Quella con te, sussurra.
Lo sento appena.
“Come hai detto? Non ho sentito.”
“Non ho avuto belle storie.”
Mi distendo su di lui.
Il suo cuore batte lento, senza fretta.
L’ho sentito, quello che hai detto, gli dico sottovoce.
“E che cosa ho detto?”
“Non te lo dico. E poi l’hai detto tu che non ti devo credere.”
“Brava.”
Mi stringe un po’.
Gli bacio piano tutta la faccia.
“Anche se sono strana e m’incazzo e faccio le stronzate?”
“M-hm.”
Baci.
Sottovoce, dico Grazie.
Sono ormai le quattro e non vuole ancora andare via.

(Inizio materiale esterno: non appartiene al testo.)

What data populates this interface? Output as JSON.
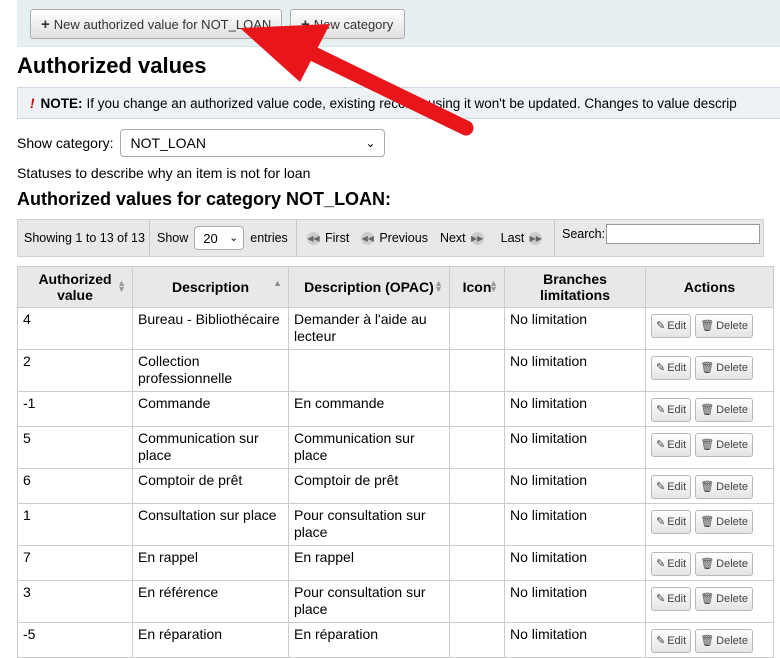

Nemmeno io, in effetti. Anche se ho mal di pancia e ho bisogno del bagno per via che il ciclo è arrivato, alla fine.
Si addormenta un’ora buona, mi tiene fra le braccia.
Lo bacio ancora, a tratti, mentre li ascolto, il mare e lui, respirare.
Non ho bisogno dei fiori di Bach, oggi: sono a casa.